Life-threatening events can certainly cause the magic of life to disappear. Does it really disappear? No, but it can certainly feel like it is gone.
Life presented an urgent unexpected event last month. It was a beautiful sunny Saturday in Colorado when I made my regular morning call to my Mom in Illinois. We talk several times each week, but this morning she was feeling dizzy. I told her to drink her water, make sure she was not skipping meals and see how she feels in the next couple days.
She called a few hours later. The caretaker in her independent living community checked her blood pressure. Her blood pressure was 226/167. My 90 year old mother is someone who is vital and active. She has never had high blood pressure. Her dizziness had increased since we talked that morning. The scariest symptom was the lagging garbled speech when I was talking to her.
My first reaction was total panic. I started thinking about the scariest diagnoses. It was critical that I pull myself together to make the 911 call. The next call I made was to Mom’s youngest sister there in Illinois. She was going to meet Mom at the hospital. Anxiety and panic were running the show with my thoughts shuffling through files and files of choices. That is when the first magical moment happened.

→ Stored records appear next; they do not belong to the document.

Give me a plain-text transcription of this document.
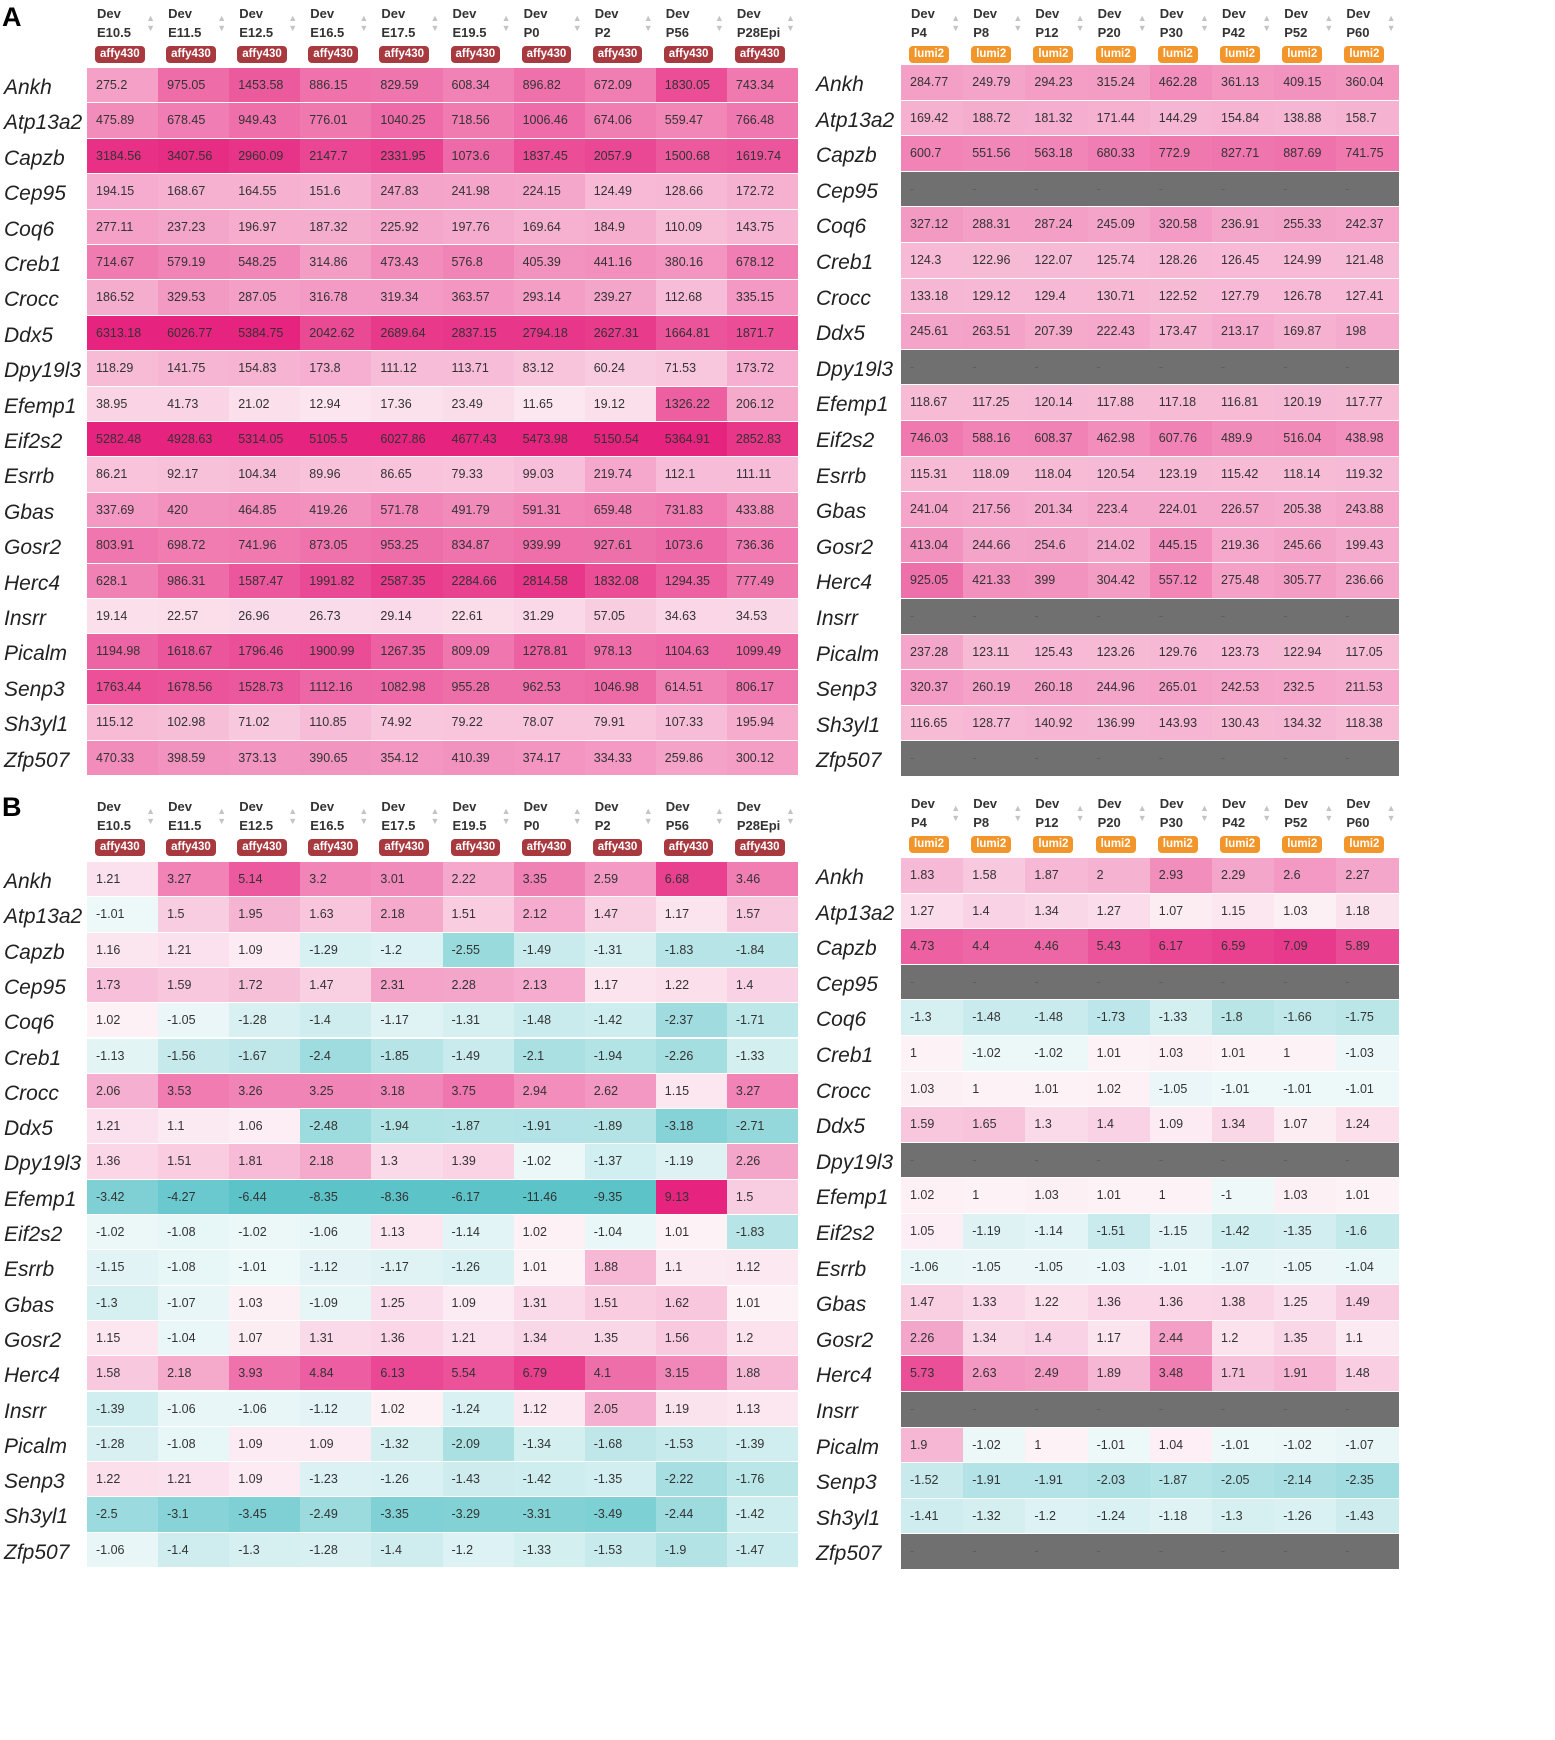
A	Dev
E10.5
▲
▼
affy430
Dev
E11.5
▲
▼
affy430
Dev
E12.5
▲
▼
affy430
Dev
E16.5
▲
▼
affy430
Dev
E17.5
▲
▼
affy430
Dev
E19.5
▲
▼
affy430
Dev
P0
▲
▼
affy430
Dev
P2
▲
▼
affy430
Dev
P56
▲
▼
affy430
Dev
P28Epi
▲
▼
affy430
Ankh	275.2	975.05	1453.58	886.15	829.59	608.34	896.82	672.09	1830.05	743.34
Atp13a2	475.89	678.45	949.43	776.01	1040.25	718.56	1006.46	674.06	559.47	766.48
Capzb	3184.56	3407.56	2960.09	2147.7	2331.95	1073.6	1837.45	2057.9	1500.68	1619.74
Cep95	194.15	168.67	164.55	151.6	247.83	241.98	224.15	124.49	128.66	172.72
Coq6	277.11	237.23	196.97	187.32	225.92	197.76	169.64	184.9	110.09	143.75
Creb1	714.67	579.19	548.25	314.86	473.43	576.8	405.39	441.16	380.16	678.12
Crocc	186.52	329.53	287.05	316.78	319.34	363.57	293.14	239.27	112.68	335.15
Ddx5	6313.18	6026.77	5384.75	2042.62	2689.64	2837.15	2794.18	2627.31	1664.81	1871.7
Dpy19l3	118.29	141.75	154.83	173.8	111.12	113.71	83.12	60.24	71.53	173.72
Efemp1	38.95	41.73	21.02	12.94	17.36	23.49	11.65	19.12	1326.22	206.12
Eif2s2	5282.48	4928.63	5314.05	5105.5	6027.86	4677.43	5473.98	5150.54	5364.91	2852.83
Esrrb	86.21	92.17	104.34	89.96	86.65	79.33	99.03	219.74	112.1	111.11
Gbas	337.69	420	464.85	419.26	571.78	491.79	591.31	659.48	731.83	433.88
Gosr2	803.91	698.72	741.96	873.05	953.25	834.87	939.99	927.61	1073.6	736.36
Herc4	628.1	986.31	1587.47	1991.82	2587.35	2284.66	2814.58	1832.08	1294.35	777.49
Insrr	19.14	22.57	26.96	26.73	29.14	22.61	31.29	57.05	34.63	34.53
Picalm	1194.98	1618.67	1796.46	1900.99	1267.35	809.09	1278.81	978.13	1104.63	1099.49
Senp3	1763.44	1678.56	1528.73	1112.16	1082.98	955.28	962.53	1046.98	614.51	806.17
Sh3yl1	115.12	102.98	71.02	110.85	74.92	79.22	78.07	79.91	107.33	195.94
Zfp507	470.33	398.59	373.13	390.65	354.12	410.39	374.17	334.33	259.86	300.12
Dev
P4
▲
▼
lumi2
Dev
P8
▲
▼
lumi2
Dev
P12
▲
▼
lumi2
Dev
P20
▲
▼
lumi2
Dev
P30
▲
▼
lumi2
Dev
P42
▲
▼
lumi2
Dev
P52
▲
▼
lumi2
Dev
P60
▲
▼
lumi2
Ankh	284.77	249.79	294.23	315.24	462.28	361.13	409.15	360.04
Atp13a2	169.42	188.72	181.32	171.44	144.29	154.84	138.88	158.7
Capzb	600.7	551.56	563.18	680.33	772.9	827.71	887.69	741.75
Cep95	-	-	-	-	-	-	-	-
Coq6	327.12	288.31	287.24	245.09	320.58	236.91	255.33	242.37
Creb1	124.3	122.96	122.07	125.74	128.26	126.45	124.99	121.48
Crocc	133.18	129.12	129.4	130.71	122.52	127.79	126.78	127.41
Ddx5	245.61	263.51	207.39	222.43	173.47	213.17	169.87	198
Dpy19l3	-	-	-	-	-	-	-	-
Efemp1	118.67	117.25	120.14	117.88	117.18	116.81	120.19	117.77
Eif2s2	746.03	588.16	608.37	462.98	607.76	489.9	516.04	438.98
Esrrb	115.31	118.09	118.04	120.54	123.19	115.42	118.14	119.32
Gbas	241.04	217.56	201.34	223.4	224.01	226.57	205.38	243.88
Gosr2	413.04	244.66	254.6	214.02	445.15	219.36	245.66	199.43
Herc4	925.05	421.33	399	304.42	557.12	275.48	305.77	236.66
Insrr	-	-	-	-	-	-	-	-
Picalm	237.28	123.11	125.43	123.26	129.76	123.73	122.94	117.05
Senp3	320.37	260.19	260.18	244.96	265.01	242.53	232.5	211.53
Sh3yl1	116.65	128.77	140.92	136.99	143.93	130.43	134.32	118.38
Zfp507	-	-	-	-	-	-	-	-
B	Dev
E10.5
▲
▼
affy430
Dev
E11.5
▲
▼
affy430
Dev
E12.5
▲
▼
affy430
Dev
E16.5
▲
▼
affy430
Dev
E17.5
▲
▼
affy430
Dev
E19.5
▲
▼
affy430
Dev
P0
▲
▼
affy430
Dev
P2
▲
▼
affy430
Dev
P56
▲
▼
affy430
Dev
P28Epi
▲
▼
affy430
Ankh	1.21	3.27	5.14	3.2	3.01	2.22	3.35	2.59	6.68	3.46
Atp13a2	-1.01	1.5	1.95	1.63	2.18	1.51	2.12	1.47	1.17	1.57
Capzb	1.16	1.21	1.09	-1.29	-1.2	-2.55	-1.49	-1.31	-1.83	-1.84
Cep95	1.73	1.59	1.72	1.47	2.31	2.28	2.13	1.17	1.22	1.4
Coq6	1.02	-1.05	-1.28	-1.4	-1.17	-1.31	-1.48	-1.42	-2.37	-1.71
Creb1	-1.13	-1.56	-1.67	-2.4	-1.85	-1.49	-2.1	-1.94	-2.26	-1.33
Crocc	2.06	3.53	3.26	3.25	3.18	3.75	2.94	2.62	1.15	3.27
Ddx5	1.21	1.1	1.06	-2.48	-1.94	-1.87	-1.91	-1.89	-3.18	-2.71
Dpy19l3	1.36	1.51	1.81	2.18	1.3	1.39	-1.02	-1.37	-1.19	2.26
Efemp1	-3.42	-4.27	-6.44	-8.35	-8.36	-6.17	-11.46	-9.35	9.13	1.5
Eif2s2	-1.02	-1.08	-1.02	-1.06	1.13	-1.14	1.02	-1.04	1.01	-1.83
Esrrb	-1.15	-1.08	-1.01	-1.12	-1.17	-1.26	1.01	1.88	1.1	1.12
Gbas	-1.3	-1.07	1.03	-1.09	1.25	1.09	1.31	1.51	1.62	1.01
Gosr2	1.15	-1.04	1.07	1.31	1.36	1.21	1.34	1.35	1.56	1.2
Herc4	1.58	2.18	3.93	4.84	6.13	5.54	6.79	4.1	3.15	1.88
Insrr	-1.39	-1.06	-1.06	-1.12	1.02	-1.24	1.12	2.05	1.19	1.13
Picalm	-1.28	-1.08	1.09	1.09	-1.32	-2.09	-1.34	-1.68	-1.53	-1.39
Senp3	1.22	1.21	1.09	-1.23	-1.26	-1.43	-1.42	-1.35	-2.22	-1.76
Sh3yl1	-2.5	-3.1	-3.45	-2.49	-3.35	-3.29	-3.31	-3.49	-2.44	-1.42
Zfp507	-1.06	-1.4	-1.3	-1.28	-1.4	-1.2	-1.33	-1.53	-1.9	-1.47
Dev
P4
▲
▼
lumi2
Dev
P8
▲
▼
lumi2
Dev
P12
▲
▼
lumi2
Dev
P20
▲
▼
lumi2
Dev
P30
▲
▼
lumi2
Dev
P42
▲
▼
lumi2
Dev
P52
▲
▼
lumi2
Dev
P60
▲
▼
lumi2
Ankh	1.83	1.58	1.87	2	2.93	2.29	2.6	2.27
Atp13a2	1.27	1.4	1.34	1.27	1.07	1.15	1.03	1.18
Capzb	4.73	4.4	4.46	5.43	6.17	6.59	7.09	5.89
Cep95	-	-	-	-	-	-	-	-
Coq6	-1.3	-1.48	-1.48	-1.73	-1.33	-1.8	-1.66	-1.75
Creb1	1	-1.02	-1.02	1.01	1.03	1.01	1	-1.03
Crocc	1.03	1	1.01	1.02	-1.05	-1.01	-1.01	-1.01
Ddx5	1.59	1.65	1.3	1.4	1.09	1.34	1.07	1.24
Dpy19l3	-	-	-	-	-	-	-	-
Efemp1	1.02	1	1.03	1.01	1	-1	1.03	1.01
Eif2s2	1.05	-1.19	-1.14	-1.51	-1.15	-1.42	-1.35	-1.6
Esrrb	-1.06	-1.05	-1.05	-1.03	-1.01	-1.07	-1.05	-1.04
Gbas	1.47	1.33	1.22	1.36	1.36	1.38	1.25	1.49
Gosr2	2.26	1.34	1.4	1.17	2.44	1.2	1.35	1.1
Herc4	5.73	2.63	2.49	1.89	3.48	1.71	1.91	1.48
Insrr	-	-	-	-	-	-	-	-
Picalm	1.9	-1.02	1	-1.01	1.04	-1.01	-1.02	-1.07
Senp3	-1.52	-1.91	-1.91	-2.03	-1.87	-2.05	-2.14	-2.35
Sh3yl1	-1.41	-1.32	-1.2	-1.24	-1.18	-1.3	-1.26	-1.43
Zfp507	-	-	-	-	-	-	-	-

I took a deep breath while saying “Mom is being watched over and is surrounded with loving caring people. No matter what the result is all is well.” I instantly felt the anxiety and panic melt away. The remainder of the day was waiting for test results. All tests came back negative (blood work, CT, MRI, etc.). The negative tests felt magical all by themselves.
The magic continued with my next conversation with Mom. We talked about life and death. She said while in the ER she was not afraid of dying. Those are powerful words to hear as her daughter. We have built an amazing mother-daughter relationship throughout the years. We honor and respect each other with a beautiful loving connection. I told her that she could pick a better time of year to make her big transition. We both laughed. The snowy winter weather has been unforgiving between Colorado and Illinois.
I also shared with Mom that no matter what happened next I was ready. I have observed people scrambling when a loved one is about to die. Perhaps they want to make up for lost time? Mom and I talked further about not having any regrets. We talked about many memories of our travels and laughed at many of our stories. We both felt the blessings of having each other. We also talked about future plans.
For me to say that my magic disappeared would not be a true statement. Magic showed up everywhere in a few short days and continues beyond the urgent moment. I talked to Mom last night and she sounded better than ever. Magic lives in all circumstances and events. My biggest gift to myself is to allow the magic to flow no matter what!